Nowell, along with most labor representatives, prefer an ergonomic standard to the agency's current voluntary program. She reminded employers that after they succeeded in revoking the ergonomics standard, they supported OSHA's guidelines approach.
Eric Nicoll, director of government relations for the Food Marketing Institute (FMI), asserted that his organization is not opposed to guidelines, but his organization is calling for major revisions to the current draft guidelines and fears OSHA will use ergonomic guidelines to cite member companies under the General Duty Clause.
In written comments submitted to OSHA, FMI urged Secretary of Labor Elaine Chao "to conduct a comprehensive review of OSHA's enforcement program…and consider what steps may be taken to ensure that industries making good-faith efforts to cooperate with OSHA do not become targets for unwarranted enforcement actions."
The call for Chao to review OSHA's ergonomics enforcement effort was too much for Nowell, who called it "over-the-top."

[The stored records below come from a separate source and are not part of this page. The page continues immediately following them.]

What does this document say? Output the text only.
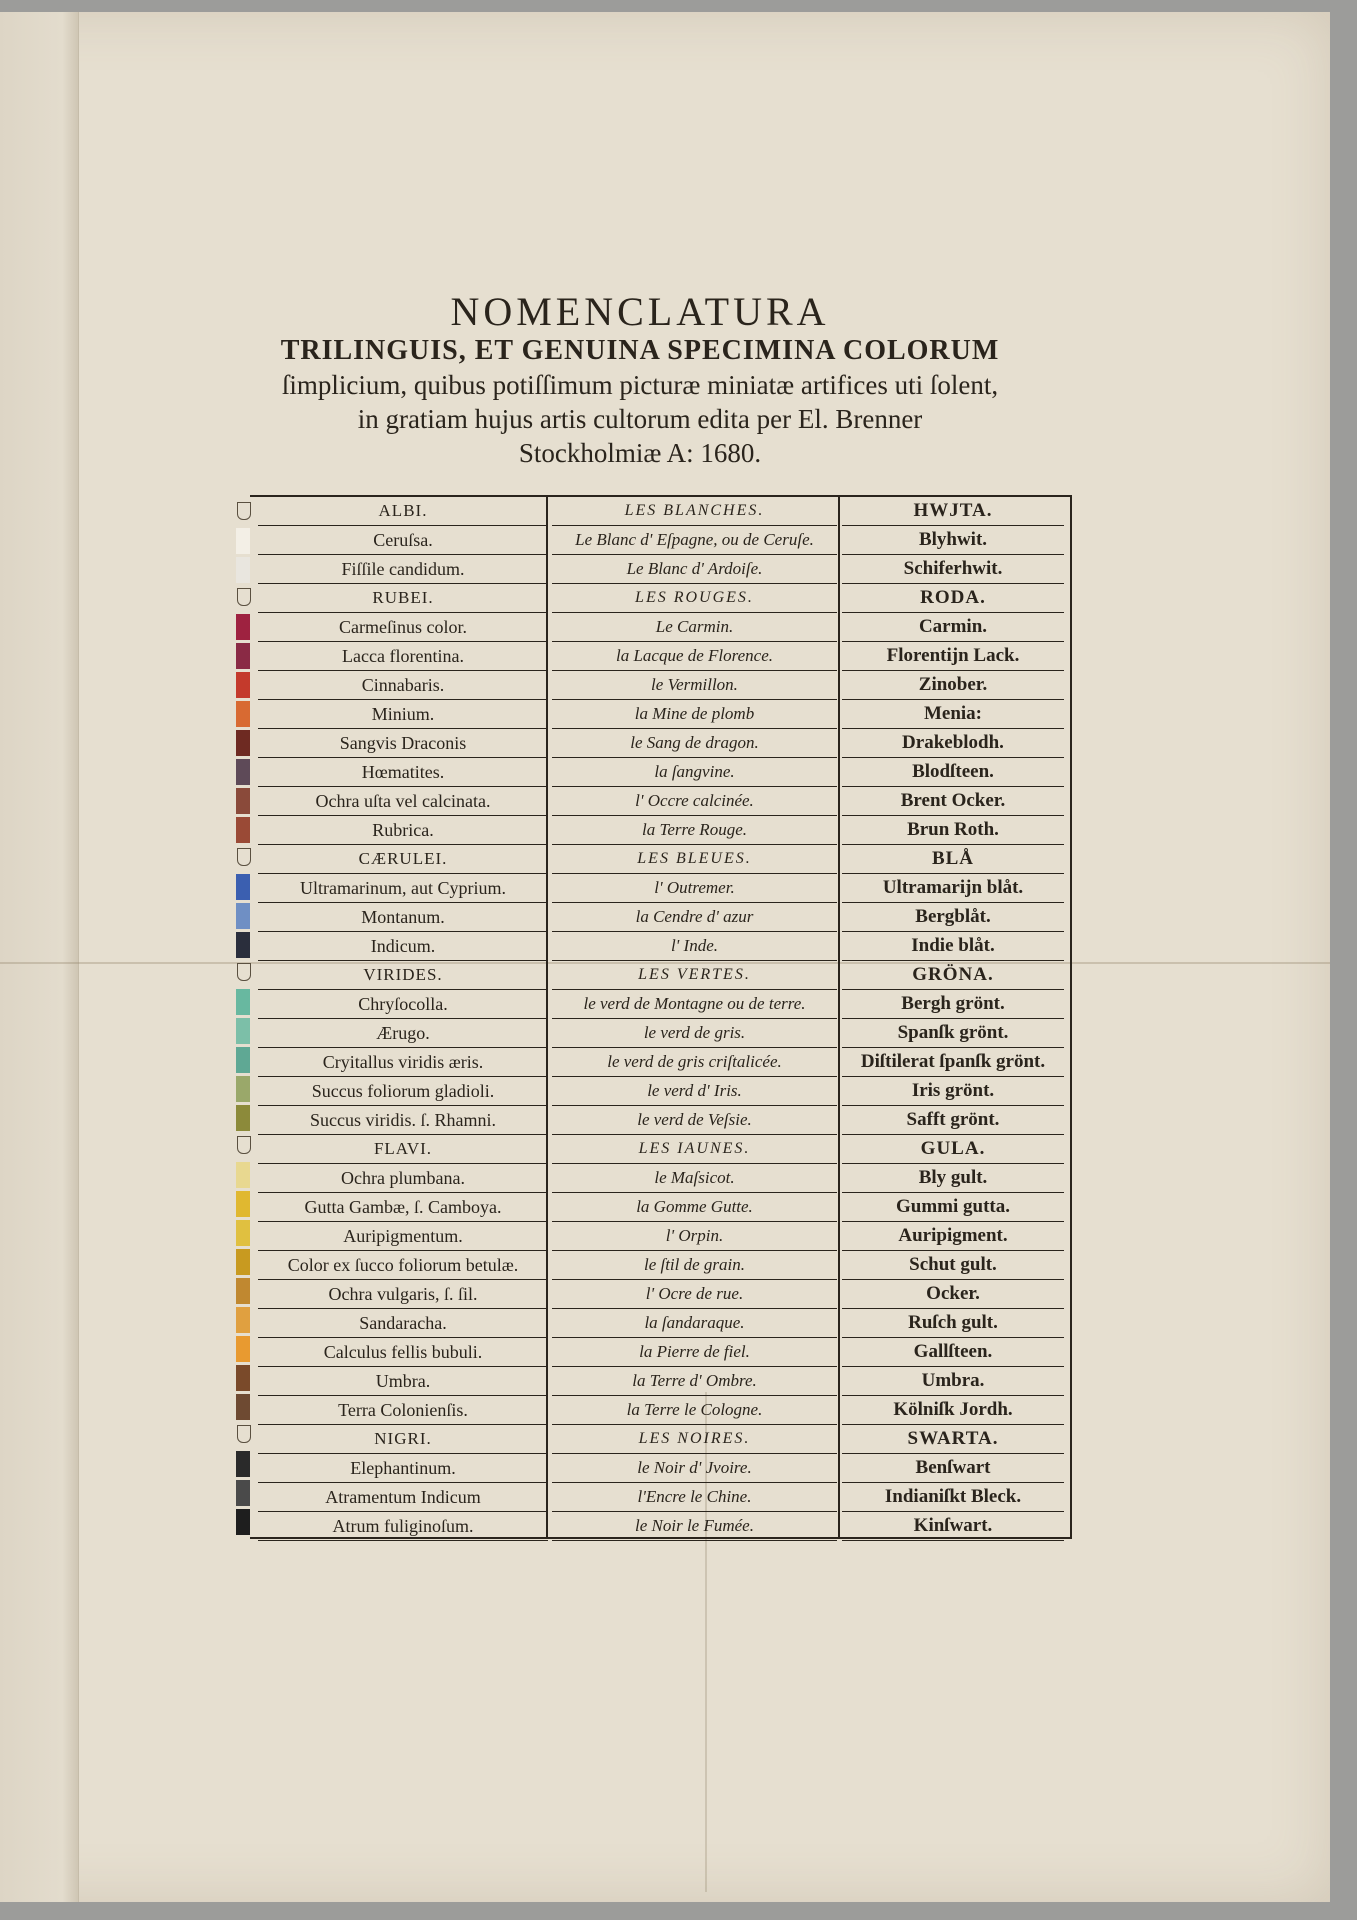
NOMENCLATURA
TRILINGUIS, ET GENUINA SPECIMINA COLORUM
ſimplicium, quibus potiſſimum picturæ miniatæ artifices uti ſolent,
in gratiam hujus artis cultorum edita per El. Brenner
Stockholmiæ A: 1680.
ALBI.
Ceruſsa.
Fiſſile candidum.
RUBEI.
Carmeſinus color.
Lacca florentina.
Cinnabaris.
Minium.
Sangvis Draconis
Hœmatites.
Ochra uſta vel calcinata.
Rubrica.
CÆRULEI.
Ultramarinum, aut Cyprium.
Montanum.
Indicum.
VIRIDES.
Chryſocolla.
Ærugo.
Cryitallus viridis æris.
Succus foliorum gladioli.
Succus viridis. ſ. Rhamni.
FLAVI.
Ochra plumbana.
Gutta Gambæ, ſ. Camboya.
Auripigmentum.
Color ex ſucco foliorum betulæ.
Ochra vulgaris, ſ. ſil.
Sandaracha.
Calculus fellis bubuli.
Umbra.
Terra Colonienſis.
NIGRI.
Elephantinum.
Atramentum Indicum
Atrum fuliginoſum.
LES BLANCHES.
Le Blanc d' Eſpagne, ou de Ceruſe.
Le Blanc d' Ardoiſe.
LES ROUGES.
Le Carmin.
la Lacque de Florence.
le Vermillon.
la Mine de plomb
le Sang de dragon.
la ſangvine.
l' Occre calcinée.
la Terre Rouge.
LES BLEUES.
l' Outremer.
la Cendre d' azur
l' Inde.
LES VERTES.
le verd de Montagne ou de terre.
le verd de gris.
le verd de gris criſtalicée.
le verd d' Iris.
le verd de Veſsie.
LES IAUNES.
le Maſsicot.
la Gomme Gutte.
l' Orpin.
le ſtil de grain.
l' Ocre de rue.
la ſandaraque.
la Pierre de fiel.
la Terre d' Ombre.
la Terre le Cologne.
LES NOIRES.
le Noir d' Jvoire.
l'Encre le Chine.
le Noir le Fumée.
HWJTA.
Blyhwit.
Schiferhwit.
RODA.
Carmin.
Florentijn Lack.
Zinober.
Menia:
Drakeblodh.
Blodſteen.
Brent Ocker.
Brun Roth.
BLÅ
Ultramarijn blåt.
Bergblåt.
Indie blåt.
GRÖNA.
Bergh grönt.
Spanſk grönt.
Diſtilerat ſpanſk grönt.
Iris grönt.
Safft grönt.
GULA.
Bly gult.
Gummi gutta.
Auripigment.
Schut gult.
Ocker.
Ruſch gult.
Gallſteen.
Umbra.
Kölniſk Jordh.
SWARTA.
Benſwart
Indianiſkt Bleck.
Kinſwart.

FMI complained its members are alarmed that the first industry to work with OSHA on ergonomic guidelines (nursing homes) was also the first industry to be targeted with enforcement actions. Moreover, FMI argued the abatement suggestions contained in the nursing home citations "appear to closely reflect the information contained in the final nursing home guidelines."
In addition to enforcement concerns, Nicoll said FMI wants the guidelines to focus more on clear problems and proven solutions, and less on "formal, bureaucratic ergonomic processes and programs." He also called on OSHA to shorten the document to make it more user friendly.
Nowell said she worried that employer acceptance of OSHA's guidelines may be hurt if FMI continues its critical attitude, as many retail chains could follow the association's lead.
OSHA's Jim Maddux, an official in the agency's directorate of standards and guidance who presided at the meeting, said OSHA expects to complete work on the final version of guidelines for retail grocery stores by the end of the year.